Steve Milloy, a guest commentator on Fox News, said that the smoke-filled air in New York City has no health risk despite being "ugly" and "unpleasant" to breathe.

Wildfires in Canada sent clouds of heavy smoke into the atmosphere, blanketing New York City this week. New York residents were advised to wear face masks outside as one way to prevent respiratory issues. The city was covered in an orange haze and its air quality was ranked as the worst in the world. Scientists estimate that breathing the city's smoke-filled air is equal to smoking six cigarettes a day.

However, Milloy insisted that the air quality poses no health risks and said that the Environmental Protection Agency (EPA) conducted clinical research on asthmatics and on the elderly, including those with heart disease, and children that showed no "cough or wheeze" from any of them.

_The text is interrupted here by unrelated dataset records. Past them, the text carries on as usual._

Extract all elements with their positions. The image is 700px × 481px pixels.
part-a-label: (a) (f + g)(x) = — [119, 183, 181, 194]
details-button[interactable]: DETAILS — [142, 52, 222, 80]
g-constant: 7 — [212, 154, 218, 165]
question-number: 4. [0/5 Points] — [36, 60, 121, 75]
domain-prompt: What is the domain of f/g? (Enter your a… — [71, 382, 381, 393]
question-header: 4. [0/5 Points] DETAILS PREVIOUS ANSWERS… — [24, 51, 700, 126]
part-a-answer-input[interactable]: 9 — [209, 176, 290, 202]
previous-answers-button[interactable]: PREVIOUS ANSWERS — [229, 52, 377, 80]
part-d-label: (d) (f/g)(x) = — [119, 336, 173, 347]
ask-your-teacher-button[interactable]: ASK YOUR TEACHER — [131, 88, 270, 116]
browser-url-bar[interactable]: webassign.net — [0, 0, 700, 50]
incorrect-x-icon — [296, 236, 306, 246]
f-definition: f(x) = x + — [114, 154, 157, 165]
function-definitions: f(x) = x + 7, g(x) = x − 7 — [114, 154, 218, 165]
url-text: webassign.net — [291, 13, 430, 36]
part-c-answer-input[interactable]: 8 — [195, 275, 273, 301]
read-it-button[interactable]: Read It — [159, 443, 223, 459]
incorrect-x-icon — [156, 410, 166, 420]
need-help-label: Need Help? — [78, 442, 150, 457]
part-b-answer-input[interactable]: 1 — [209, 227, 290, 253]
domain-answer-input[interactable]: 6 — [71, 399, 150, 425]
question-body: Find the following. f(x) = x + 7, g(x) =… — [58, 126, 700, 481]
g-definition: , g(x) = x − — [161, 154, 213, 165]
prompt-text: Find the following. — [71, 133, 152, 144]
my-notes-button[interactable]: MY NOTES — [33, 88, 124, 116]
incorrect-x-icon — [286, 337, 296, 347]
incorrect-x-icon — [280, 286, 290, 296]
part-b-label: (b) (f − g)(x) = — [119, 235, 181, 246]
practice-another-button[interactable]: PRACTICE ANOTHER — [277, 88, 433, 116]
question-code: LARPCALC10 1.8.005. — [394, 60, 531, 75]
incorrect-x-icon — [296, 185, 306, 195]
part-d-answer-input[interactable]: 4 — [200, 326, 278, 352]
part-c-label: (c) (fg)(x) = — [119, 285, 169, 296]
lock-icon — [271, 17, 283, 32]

"We have this kind of air in India and China all the time. No public health emergency speaking," he said during an appearance on Fox News' Ingraham Angle on Wednesday.

Smoke Seen on the Manhattan Skyline
People wearing masks walk along the Hudson River as smoke shrouds the skyline of lower Manhattan and One World Trade Center as the sun rises in New York City on June 8, 2023, as seen from Hoboken, New Jersey. Fox News guest Steve Milloy said that the smoke-filled air in New York City has no health risk despite being “ugly” and “unpleasant” to breathe.
Gary Hershorn/Getty Images

The Air Quality Index in some parts of New York is over 300 on the scale as of Thursday morning, which is classified as "hazardous." According to a 2020 Stanford University study, an index reading of 20 is the same as smoking one cigarette a day. Each cigarette shortens a person's life by 11 minutes, according to the National Institute of Health. This means that if the smoke in New York City really is equal to smoking six cigarettes, New Yorkers could have already lost an hour of their life.

Still, Milloy, a science commentator, said on Wednesday: "This (New York City's smoke-filled air) is like clean air in China. It's really that in the winter they never turn on their scrubbers for the air pollution because they don't care. This doesn't kill anybody. This doesn't make anybody cough. This is not a health event. This has got nothing to do with climate...this is wildfire smoke. This is natural. This is not because of climate change, fossil fuel [or] internal combustion engines."

Milloy received backlash from Twitter users for his remarks, with political scientist Lindsay P Cohn saying that particulate pollution such as smoke is a "leading cause of death worldwide." Cohn cited a report by Our World in Data which stated that air pollution is attributed to 11.65 percent of deaths globally.

Humorist George Hahn wrote: "Dear Fox News Staff and Guests: Please start smoking. By your logic and reasoning, the experts who claim this smoke is harmful are also probably wrong about cigarettes."

"Fun fact: The Fox News fake expert who declares that there is no health risk from wildfire smoke has also long been paid by the tobacco industry to downplay the health effects of cigarette smoke," tweeted Nathan Robinson, a political commentator and the editor-in-chief of Current Affairs magazine.

Milloy became the executive director of The Advancement of Sound Science Coalition in 1997. The group was launched by tobacco company Phillip Morris that reportedly aimed to disprove scientific facts that revealed the harmful health effects of smoking, according to Climate of Denial, a non-profit that tracks local and national climate change denial.

In similar remarks to Milloy's, conservative TV host Greg Kelly also downplayed the impact of New York's air quality on Wednesday.

"I'll tell you, it actually smells like wood smoke. It's not an unpleasant odor, to be honest. It's kind of weird when it seeps into the building, but outdoors, I can deal with it," he said during a segment on his Newsmax show. "Folks with respiratory issues though, that's a real thing, a real complication."

Kelly continued: "The White House is trying to exploit this, saying it's all because of global warming and the normal talking points that go with that. I don't think that's the case. I think it's a forest fire. This actually has happened a couple of times before in history. And for the time being, we can live with it. But it is pretty, it actually is pretty. It's a beautiful, interesting aura the city has right now."

Newsweek reached out to the EPA, air quality experts, and medical expert Dr. March Siegel via email for comment.

Update 1/8/2023 at 2:44 p.m. ET: This article was updated to better reflect that Milloy was a guest commentator on Fox News and not a paid employee of the network.